Google is finally getting around to addressing a couple of nagging issues related to its Chrome web browser that have been plaguing users for years.
Chrome 37 Beta now uses the DirectWrite API from Microsoft which supports high-quality text rendering, resolution-independent outline fonts and full unicode text and layout support. Up to this point, Google had been tapping into the Graphics Device Interface API to render text.
Or in layman's terms, text rendering will now be on par with Firefox and newer versions of Internet Explorer.
Note that you'll need to be running Windows Vista or newer to reap the benefits of DirectWrite. If all goes smoothly, the feature will likely find its way into the final public release in the near future.
Elsewhere, Google is also working on a notebook battery drain issue. According to a recent report from Forbes, Chrome sets the Windows system clock tick rate at 1.000ms as soon as it opens and leaves it at that rate.

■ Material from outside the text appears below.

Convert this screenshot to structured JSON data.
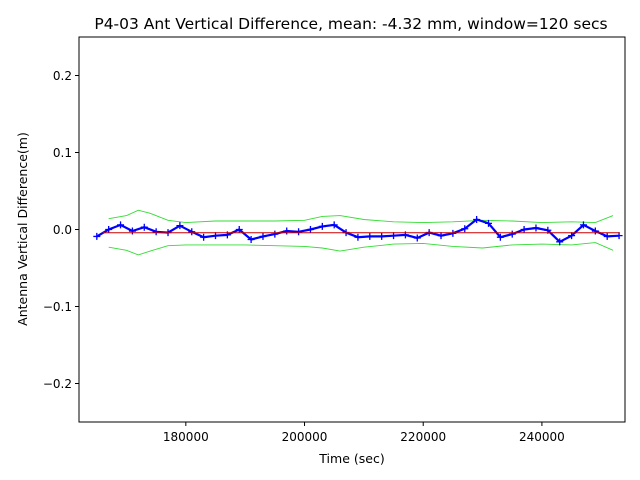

Internet Explorer, on the other hand, only sets the tick rate at 1.000ms to handle processor-intensive tasks. Microsoft notes that setting the tick rate at a constant 1.000ms could increase power consumption by as much as 25 percent.
The issue was first reported way back in 2010 but went unaddressed until just recently when Forbes ran a story on the matter. That prompted Google to get to work on the issue and the bug has since been made a top priority for the Chrome team. With any luck, it'll be fixed soon.